Cold Cure Epoxy Application

Proportioning: Is an easy 2:1 ratio. 

The warmer the temperature, the less working time and the faster the cure will be.

Varying the amount of hardener will not speed up or retard the cure.  The 2 to 1 ratio must always remain accurate (use a measuring cup). Mix the two components very thoroughly, it is ready to apply.  Working time for one litre at 70 degrees F. or 20 deg. C is about 20 minutes and is fully cured in 6 – 8 hours.  Take into account that the colder the temperature, the longer the working time, and the slower the cure time.

 Sealer and Adhesive:

Great for tight joints, just spread with a brush or spatula; there is no need for clamping, just enough support to hold the pieces together until set.  Due to cold-Cure’s high penetration into wood, we recommend applying some of the mixed resin to both surfaces to be glued first.

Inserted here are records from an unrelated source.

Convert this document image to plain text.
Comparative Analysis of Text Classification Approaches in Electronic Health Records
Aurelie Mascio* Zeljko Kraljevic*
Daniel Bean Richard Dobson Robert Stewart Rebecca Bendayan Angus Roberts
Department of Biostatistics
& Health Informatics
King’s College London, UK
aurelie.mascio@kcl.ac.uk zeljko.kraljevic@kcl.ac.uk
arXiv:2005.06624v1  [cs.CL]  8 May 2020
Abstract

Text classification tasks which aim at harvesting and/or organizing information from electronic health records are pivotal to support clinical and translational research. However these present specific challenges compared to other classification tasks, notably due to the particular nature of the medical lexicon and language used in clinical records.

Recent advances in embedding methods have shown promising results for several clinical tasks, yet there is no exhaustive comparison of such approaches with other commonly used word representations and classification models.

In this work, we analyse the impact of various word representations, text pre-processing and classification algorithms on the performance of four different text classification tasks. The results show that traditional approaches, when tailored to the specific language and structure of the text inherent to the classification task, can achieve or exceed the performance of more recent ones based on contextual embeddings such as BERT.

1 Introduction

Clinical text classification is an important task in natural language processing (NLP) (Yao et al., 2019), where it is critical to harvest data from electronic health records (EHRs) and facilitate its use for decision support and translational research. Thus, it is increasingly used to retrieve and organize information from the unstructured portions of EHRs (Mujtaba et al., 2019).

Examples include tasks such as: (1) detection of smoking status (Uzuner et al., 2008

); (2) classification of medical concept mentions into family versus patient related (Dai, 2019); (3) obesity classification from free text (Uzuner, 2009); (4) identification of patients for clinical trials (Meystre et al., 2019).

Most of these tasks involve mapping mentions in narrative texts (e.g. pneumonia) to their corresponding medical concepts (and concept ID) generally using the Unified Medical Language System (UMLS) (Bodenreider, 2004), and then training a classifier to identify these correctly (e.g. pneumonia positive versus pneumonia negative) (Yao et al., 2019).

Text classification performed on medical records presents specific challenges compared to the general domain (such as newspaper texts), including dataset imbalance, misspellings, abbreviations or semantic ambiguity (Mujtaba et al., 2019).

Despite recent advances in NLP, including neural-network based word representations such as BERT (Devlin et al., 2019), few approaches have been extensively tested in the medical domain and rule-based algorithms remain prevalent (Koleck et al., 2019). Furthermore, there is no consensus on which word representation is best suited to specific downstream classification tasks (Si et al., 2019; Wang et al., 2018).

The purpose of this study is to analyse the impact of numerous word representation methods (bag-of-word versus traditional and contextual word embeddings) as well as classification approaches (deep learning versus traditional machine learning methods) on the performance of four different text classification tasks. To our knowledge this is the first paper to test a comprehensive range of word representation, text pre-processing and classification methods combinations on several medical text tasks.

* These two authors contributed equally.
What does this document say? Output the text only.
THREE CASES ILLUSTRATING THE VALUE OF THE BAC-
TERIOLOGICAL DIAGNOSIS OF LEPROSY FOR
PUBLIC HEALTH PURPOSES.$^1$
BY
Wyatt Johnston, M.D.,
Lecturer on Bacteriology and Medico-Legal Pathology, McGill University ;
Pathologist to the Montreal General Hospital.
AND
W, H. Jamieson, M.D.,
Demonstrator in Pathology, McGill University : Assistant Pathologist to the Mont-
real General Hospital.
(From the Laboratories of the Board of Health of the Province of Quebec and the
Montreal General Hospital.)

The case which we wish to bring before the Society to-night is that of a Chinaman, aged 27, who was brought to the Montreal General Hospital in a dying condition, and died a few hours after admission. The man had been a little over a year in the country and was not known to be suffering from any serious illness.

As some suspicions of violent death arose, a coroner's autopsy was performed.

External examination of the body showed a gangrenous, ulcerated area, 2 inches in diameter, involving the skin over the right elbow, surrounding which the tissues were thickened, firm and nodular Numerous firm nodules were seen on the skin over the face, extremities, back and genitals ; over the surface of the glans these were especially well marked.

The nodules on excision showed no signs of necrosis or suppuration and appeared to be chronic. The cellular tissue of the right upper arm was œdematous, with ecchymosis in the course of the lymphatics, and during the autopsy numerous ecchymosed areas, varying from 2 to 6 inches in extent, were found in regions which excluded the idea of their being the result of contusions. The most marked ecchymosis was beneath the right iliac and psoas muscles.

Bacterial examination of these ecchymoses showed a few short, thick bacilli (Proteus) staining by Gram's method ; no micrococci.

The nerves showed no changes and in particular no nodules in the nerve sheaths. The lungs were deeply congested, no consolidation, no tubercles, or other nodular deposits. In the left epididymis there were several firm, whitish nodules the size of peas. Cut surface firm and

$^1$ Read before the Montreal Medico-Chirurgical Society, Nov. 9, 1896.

This is because it soaks into the wood and does not leave enough on the surface to completely wet out the opposite surface, resulting in a resin starved joint.

Gap Filler:

When using as a gap filler (for misaligned joints, spaces, cracks and holes) or gluing a vertical surface; Cold-Cure should be thickened with a non-sagging agent like talc or cabosil. This will assist in extending the coverage. Any large filling job should have sawdust or other available filler to add for thickening so that it does not run.  Once mixed thoroughly, add your filler slowly, so it does not clump and take care that all the filler particles are moistened with the resin. Keep adding filler until it peaks like whipped cream.  Thickened Cold-Cure will be stronger that the surface being filled.

Sheathing:

Cold-Cure for sheathing is an excellent, tough, flexible and impact –resistant resin for all fiberglass cloth; for example: roving (18oz), chopped matte (1.5 oz), veil (light weight), dynel (acrylic) and kevlar (nylon). Due to the starch binder in fiberglass materials it is not recommended for corners or curves because epoxies do not contain the styrene necessary to bread down the starch binder as do polyester resins.  See tabbing for corners.